Countries in which ownership rights enjoy strong protection have a GDP per capita that is twice as high. Likewise countries with a corrupt judicial system are on average very poor".

He said, during the debate, that Romania is one of the few countries where a prime-minister investigated on charges of corruption remained in office: "In 2015, prime-minister Victor Ponta, five ministers and 21 members of parliament have been investigated. Despite a strong anti-corruption impulse, the country has been so corrupted after the years of communism, that even the current anti-corruption campaign has been affected. Communism is dead, but not the communist mentality - that of expropriating ownership rights - which is alive and active".

About Romania, the reputable Heritage Foundation Index of Economic Freedom wrote in 2016 that "Romania has struggled to meet the EU anti-corruption criteria, despite the opposition from the political class. Courts are understaffed and they are subject to chronic corruption and political influence ... the high level of corruption weakens the chances of dynamic long term development", the quoted consultant said.

According to him, the recent economic growth in Romania has been substantial, but that accomplishment would quickly vanish if businesspeople and investors thought that the anti-corruption struggle had more holes than Swiss cheese.

The 2016 "Prosperity Index report" calculated by Legatum Institute notes: "corruption and governance remain a major concern in Romania".

When asked how to create trust in countries such as the ones in Eastern Europe, Tim Evans, economics professor at Middlesex University London and former consultant to the Slovakian prime-minister in 1991, said: "What shouldn't be done is what countries such as Romania have done. You don't turn a communist party into a so-called social democrat party. You don't keep a domestic intelligence service such as the one in Romania, you don't allow it to manage its own commercial organizations, like HexiPharma. What you do is start by reforming the key institutions of the state. You don't allow investigated ministers, such as Victor Ponta, to appoint the leaders in the key institutions of the state. That is a recipe for corruption. If you come from a system that had ties to the former political police, you need to diminish that state owned apparatus, to liberalize the economy and to ensure that you have an absolutely independent judicial system.

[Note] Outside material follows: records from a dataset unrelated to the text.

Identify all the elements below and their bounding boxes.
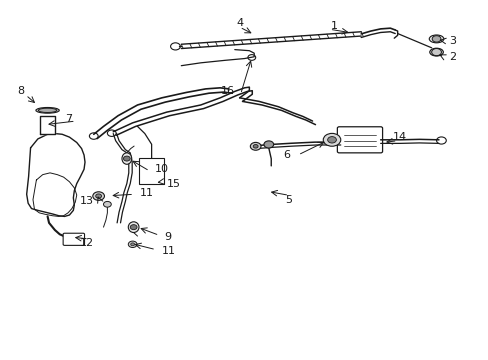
Circle shape [123,156,130,161]
Text: 11: 11 [140,188,154,198]
Circle shape [96,194,102,198]
Text: 12: 12 [79,238,93,248]
Text: 16: 16 [220,86,234,96]
Text: 13: 13 [80,197,94,206]
Text: 10: 10 [154,164,168,174]
Text: 15: 15 [166,179,181,189]
Circle shape [130,243,134,246]
Polygon shape [40,116,55,134]
Ellipse shape [36,108,59,113]
Circle shape [103,202,111,207]
Circle shape [128,241,137,248]
Text: 7: 7 [64,114,72,124]
Text: 4: 4 [236,18,243,28]
Text: 9: 9 [164,232,171,242]
Text: 2: 2 [448,52,455,62]
Circle shape [431,36,440,42]
Ellipse shape [122,153,131,164]
Text: 14: 14 [392,132,407,142]
FancyBboxPatch shape [139,158,164,184]
Text: 3: 3 [448,36,455,46]
Circle shape [130,225,137,230]
Circle shape [264,141,273,148]
Text: 11: 11 [162,247,176,256]
Circle shape [327,136,336,143]
Circle shape [93,192,104,201]
Polygon shape [27,134,85,216]
Text: 1: 1 [330,21,337,31]
Text: 8: 8 [17,86,24,96]
FancyBboxPatch shape [63,233,84,246]
Ellipse shape [128,222,139,233]
FancyBboxPatch shape [337,127,382,153]
Ellipse shape [38,108,57,112]
Ellipse shape [429,48,443,56]
Text: 6: 6 [283,150,290,160]
Text: 5: 5 [284,195,291,204]
Circle shape [323,134,340,146]
Circle shape [250,143,261,150]
Circle shape [253,144,258,148]
Ellipse shape [428,35,443,43]
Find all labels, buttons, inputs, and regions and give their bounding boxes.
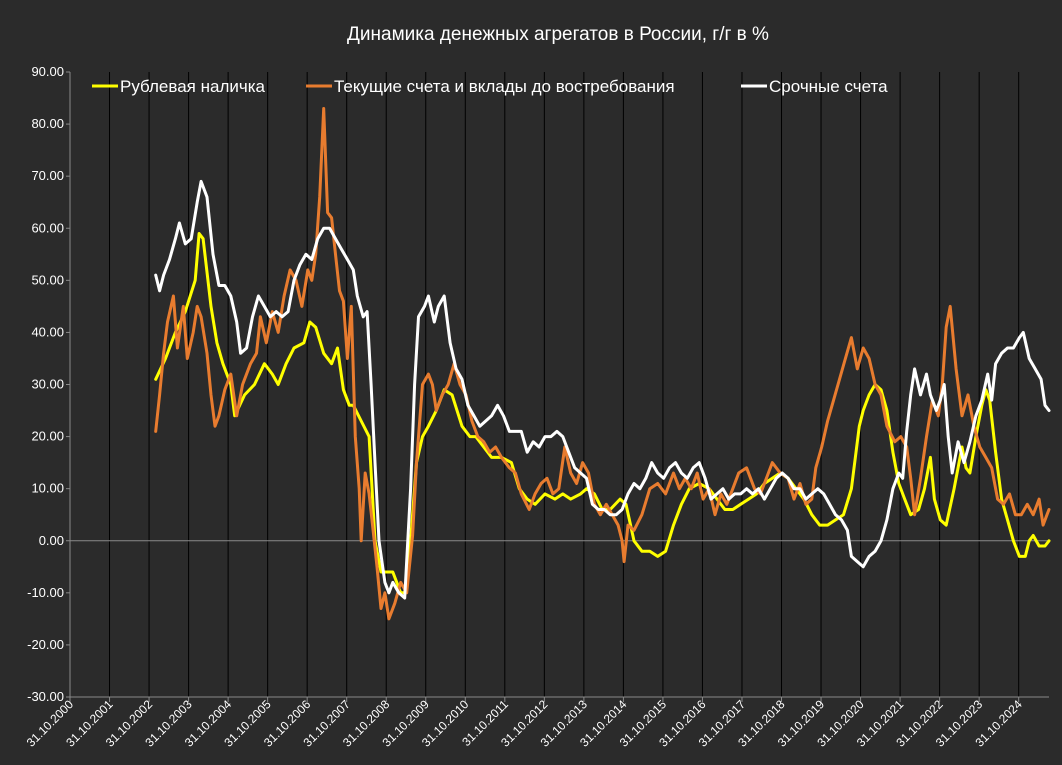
y-tick-label: 80.00 — [31, 116, 64, 131]
legend-label-2: Срочные счета — [769, 77, 888, 96]
series-lines — [154, 107, 1051, 621]
y-tick-label: -20.00 — [27, 637, 64, 652]
y-tick-label: 50.00 — [31, 272, 64, 287]
legend: Рублевая наличка Текущие счета и вклады д… — [92, 77, 888, 96]
y-tick-label: 40.00 — [31, 324, 64, 339]
series-line-1 — [154, 107, 1051, 621]
chart-title: Динамика денежных агрегатов в России, г/… — [347, 24, 769, 45]
y-tick-label: 30.00 — [31, 377, 64, 392]
y-tick-label: 70.00 — [31, 168, 64, 183]
series-line-2 — [154, 179, 1051, 600]
legend-label-1: Текущие счета и вклады до востребования — [334, 77, 675, 96]
y-tick-label: 60.00 — [31, 220, 64, 235]
series-line-0 — [154, 232, 1051, 595]
y-axis-ticks: 90.00 80.00 70.00 60.00 50.00 40.00 30.00 20.00… — [27, 64, 64, 704]
y-tick-label: 10.00 — [31, 481, 64, 496]
y-tick-label: -10.00 — [27, 585, 64, 600]
x-axis-ticks: 31.10.200031.10.200131.10.200231.10.2003… — [24, 697, 1025, 750]
legend-label-0: Рублевая наличка — [120, 77, 266, 96]
y-tick-label: 90.00 — [31, 64, 64, 79]
y-tick-label: -30.00 — [27, 689, 64, 704]
axes — [66, 71, 1049, 702]
y-tick-label: 20.00 — [31, 429, 64, 444]
y-tick-label: 0.00 — [39, 533, 64, 548]
grid-lines — [69, 72, 1020, 697]
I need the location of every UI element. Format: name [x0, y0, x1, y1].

You don't create a so-called national anti-crime machine, which is so involved in the domestic intelligence setup and that way influences the media and the judicial system. Romania citizens are just hoping that the current regime, the anti-corruption struggle is good, just to find out, two or three years later that the people involved were corrupt."

In the opinion of Tim Evans, in Romania, there has been no reform, a revolution in the true meaning of the word, rather it is the system has gone through a revolution. According to him, that was one of the problems and that is why Romania is faced with so many cases of arbitrage in the international courts.